By Mayra Cuevas-Nazario
For nearly 20 years Jennifer Schuett has held onto every memory of the night she was abducted from her bedroom, raped and left for dead.
Investigators were never able to identify a suspect, but new DNA testing may change that.
CNN normally does not identify victims of sexual assaults. But Schuett wants to go public with her story– and her name– to increase the chances of finding and prosecuting her attacker.
“It’s not about me anymore,” she explained. “It’s about all the little girls that go to sleep at night. I know there are so many girls out there who have been raped and hurt. You have to fight back.”
For that, Schuett, 27, is relying on her voice, her memory and advances in DNA testing.
“I remember everything; I’ve always wanted to remember everything, so I can find the person that did this,” Schuett told CNN during a phone interview. “If I had blocked this out of my memory, the investigation wouldn’t have come this far. I’m a fighter.”
Schuett says she was alone in her bed when a man came creeping in through the window. She remembers waking up in a stranger’s arms as he carried her across a dark parking lot.

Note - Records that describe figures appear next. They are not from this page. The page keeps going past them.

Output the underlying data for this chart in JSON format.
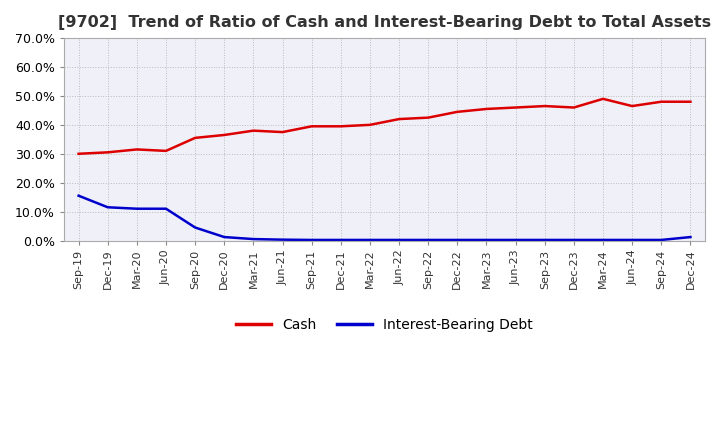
{
  "title": "[9702]  Trend of Ratio of Cash and Interest-Bearing Debt to Total Assets",
  "title_fontsize": 11.5,
  "background_color": "#ffffff",
  "plot_bg_color": "#f0f0f8",
  "grid_color": "#bbbbbb",
  "ylim": [
    0.0,
    0.7
  ],
  "yticks": [
    0.0,
    0.1,
    0.2,
    0.3,
    0.4,
    0.5,
    0.6,
    0.7
  ],
  "x_labels": [
    "Sep-19",
    "Dec-19",
    "Mar-20",
    "Jun-20",
    "Sep-20",
    "Dec-20",
    "Mar-21",
    "Jun-21",
    "Sep-21",
    "Dec-21",
    "Mar-22",
    "Jun-22",
    "Sep-22",
    "Dec-22",
    "Mar-23",
    "Jun-23",
    "Sep-23",
    "Dec-23",
    "Mar-24",
    "Jun-24",
    "Sep-24",
    "Dec-24"
  ],
  "cash_values": [
    0.3,
    0.305,
    0.315,
    0.31,
    0.355,
    0.365,
    0.38,
    0.375,
    0.395,
    0.395,
    0.4,
    0.42,
    0.425,
    0.445,
    0.455,
    0.46,
    0.465,
    0.46,
    0.49,
    0.465,
    0.48,
    0.48
  ],
  "debt_values": [
    0.155,
    0.115,
    0.11,
    0.11,
    0.045,
    0.012,
    0.005,
    0.003,
    0.002,
    0.002,
    0.002,
    0.002,
    0.002,
    0.002,
    0.002,
    0.002,
    0.002,
    0.002,
    0.002,
    0.002,
    0.002,
    0.012
  ],
  "cash_color": "#dd0000",
  "debt_color": "#0000cc",
  "line_width": 1.8,
  "legend_labels": [
    "Cash",
    "Interest-Bearing Debt"
  ]
}
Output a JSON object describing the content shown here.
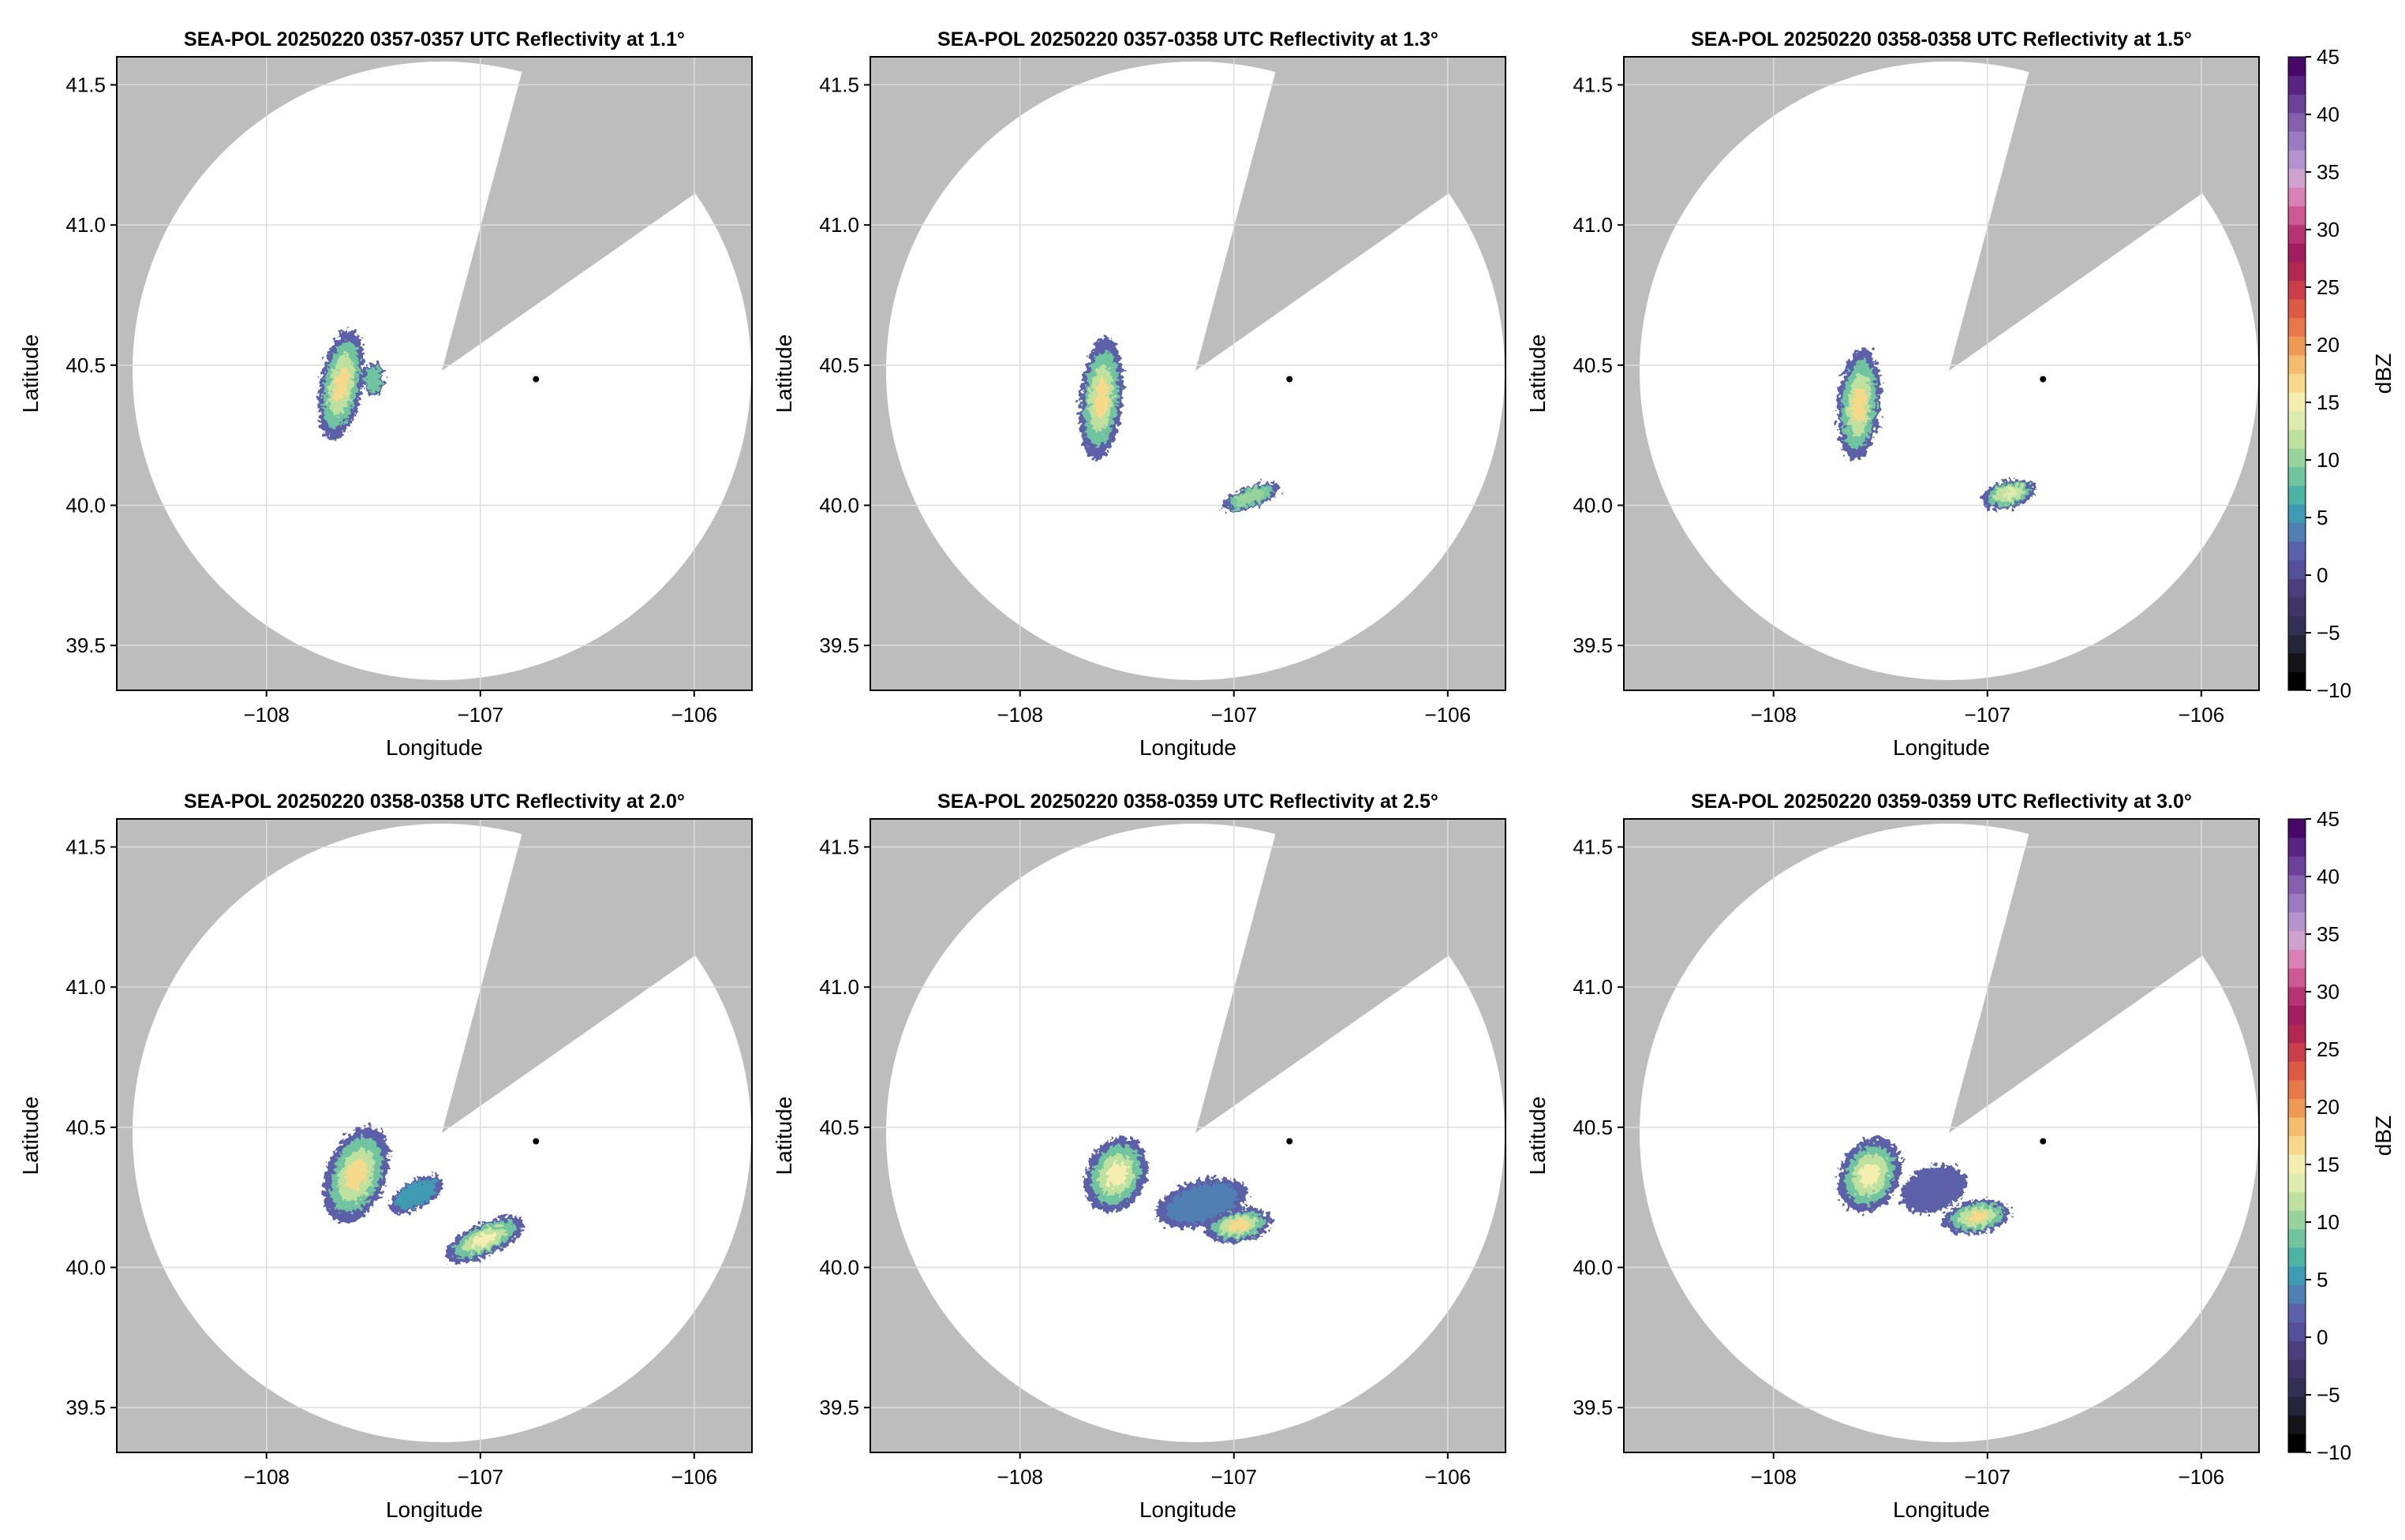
{
  "figure": {
    "shared": {
      "xlabel": "Longitude",
      "ylabel": "Latitude",
      "xticks": [
        -108,
        -107,
        -106
      ],
      "xtick_labels": [
        "−108",
        "−107",
        "−106"
      ],
      "yticks": [
        39.5,
        40.0,
        40.5,
        41.0,
        41.5
      ],
      "ytick_labels": [
        "39.5",
        "40.0",
        "40.5",
        "41.0",
        "41.5"
      ],
      "xlim": [
        -108.7,
        -105.73
      ],
      "ylim": [
        39.34,
        41.6
      ],
      "radar_location": [
        -106.74,
        40.45
      ],
      "range_ring_center": [
        -107.18,
        40.48
      ],
      "blocked_sector_deg": [
        15,
        55
      ],
      "colors": {
        "outside_range": "#bdbdbd",
        "inside_range": "#ffffff",
        "grid": "#dddddd",
        "radar_marker": "#000000"
      }
    },
    "colorbar": {
      "label": "dBZ",
      "range": [
        -10,
        45
      ],
      "ticks": [
        -10,
        -5,
        0,
        5,
        10,
        15,
        20,
        25,
        30,
        35,
        40,
        45
      ],
      "tick_labels": [
        "−10",
        "−5",
        "0",
        "5",
        "10",
        "15",
        "20",
        "25",
        "30",
        "35",
        "40",
        "45"
      ],
      "colors": [
        "#000000",
        "#141419",
        "#25253a",
        "#342f54",
        "#3f3566",
        "#4a3f7a",
        "#55509a",
        "#5b61a8",
        "#4f7fb3",
        "#3f9bb2",
        "#4db4a5",
        "#70c49f",
        "#98d39c",
        "#bfe1a0",
        "#e0ebae",
        "#f4eeb0",
        "#f6d98a",
        "#f3bd6d",
        "#ee9a56",
        "#e7784a",
        "#dd5a45",
        "#c93e48",
        "#b22654",
        "#a01e5f",
        "#b53574",
        "#cc5894",
        "#d981b4",
        "#cfa1cf",
        "#b594cd",
        "#9b7bbf",
        "#8560ad",
        "#6e4199",
        "#5a2482",
        "#460a66"
      ]
    },
    "chart_data": [
      {
        "type": "heatmap",
        "title": "SEA-POL 20250220 0357-0357 UTC Reflectivity at 1.1°",
        "elevation_deg": 1.1,
        "echoes": [
          {
            "lon": -107.65,
            "lat": 40.43,
            "rlon": 0.1,
            "rlat": 0.2,
            "max_dbz": 16,
            "rot": 10
          },
          {
            "lon": -107.5,
            "lat": 40.45,
            "rlon": 0.05,
            "rlat": 0.06,
            "max_dbz": 8,
            "rot": 0
          }
        ]
      },
      {
        "type": "heatmap",
        "title": "SEA-POL 20250220 0357-0358 UTC Reflectivity at 1.3°",
        "elevation_deg": 1.3,
        "echoes": [
          {
            "lon": -107.62,
            "lat": 40.38,
            "rlon": 0.1,
            "rlat": 0.22,
            "max_dbz": 16,
            "rot": 5
          },
          {
            "lon": -106.92,
            "lat": 40.03,
            "rlon": 0.14,
            "rlat": 0.04,
            "max_dbz": 11,
            "rot": -20
          }
        ]
      },
      {
        "type": "heatmap",
        "title": "SEA-POL 20250220 0358-0358 UTC Reflectivity at 1.5°",
        "elevation_deg": 1.5,
        "echoes": [
          {
            "lon": -107.6,
            "lat": 40.36,
            "rlon": 0.1,
            "rlat": 0.2,
            "max_dbz": 16,
            "rot": 5
          },
          {
            "lon": -106.9,
            "lat": 40.04,
            "rlon": 0.13,
            "rlat": 0.05,
            "max_dbz": 13,
            "rot": -15
          }
        ]
      },
      {
        "type": "heatmap",
        "title": "SEA-POL 20250220 0358-0358 UTC Reflectivity at 2.0°",
        "elevation_deg": 2.0,
        "echoes": [
          {
            "lon": -107.58,
            "lat": 40.33,
            "rlon": 0.14,
            "rlat": 0.18,
            "max_dbz": 16,
            "rot": 20
          },
          {
            "lon": -107.3,
            "lat": 40.26,
            "rlon": 0.14,
            "rlat": 0.05,
            "max_dbz": 5,
            "rot": -30
          },
          {
            "lon": -106.98,
            "lat": 40.1,
            "rlon": 0.2,
            "rlat": 0.06,
            "max_dbz": 15,
            "rot": -25
          }
        ]
      },
      {
        "type": "heatmap",
        "title": "SEA-POL 20250220 0358-0359 UTC Reflectivity at 2.5°",
        "elevation_deg": 2.5,
        "echoes": [
          {
            "lon": -107.55,
            "lat": 40.33,
            "rlon": 0.14,
            "rlat": 0.14,
            "max_dbz": 15,
            "rot": 25
          },
          {
            "lon": -107.15,
            "lat": 40.23,
            "rlon": 0.22,
            "rlat": 0.08,
            "max_dbz": 3,
            "rot": -15
          },
          {
            "lon": -106.98,
            "lat": 40.15,
            "rlon": 0.16,
            "rlat": 0.06,
            "max_dbz": 16,
            "rot": -10
          }
        ]
      },
      {
        "type": "heatmap",
        "title": "SEA-POL 20250220 0359-0359 UTC Reflectivity at 3.0°",
        "elevation_deg": 3.0,
        "echoes": [
          {
            "lon": -107.55,
            "lat": 40.33,
            "rlon": 0.14,
            "rlat": 0.14,
            "max_dbz": 15,
            "rot": 25
          },
          {
            "lon": -107.25,
            "lat": 40.28,
            "rlon": 0.16,
            "rlat": 0.08,
            "max_dbz": 2,
            "rot": -20
          },
          {
            "lon": -107.05,
            "lat": 40.18,
            "rlon": 0.16,
            "rlat": 0.06,
            "max_dbz": 16,
            "rot": -10
          }
        ]
      }
    ]
  }
}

“When I opened my eyes, his face was the first thing I saw and he covered my face and mouth,” she said. “He ran with me to his car. He told me he was an undercover cop and that he knew my family. He seemed calm — not nervous, not aggressive.”
After they left the parking lot, he drove her through the streets of Dickinson, Texas, pulling into a mechanic shop next to her elementary school.
“Watch the moon. The moon will change colors and that is when your mom will come to get you,” she recalled him saying. “Oh, it looks like she is not coming.”
Schuett said he drove her to an overgrown field next to the school and raped her.
“He had a knife to my throat and touched my face and offered me Reese’s pieces,” she said. “I was scared but I knew I couldn’t be fast enough to get away. Cars would drive by but I couldn’t get away to get help.”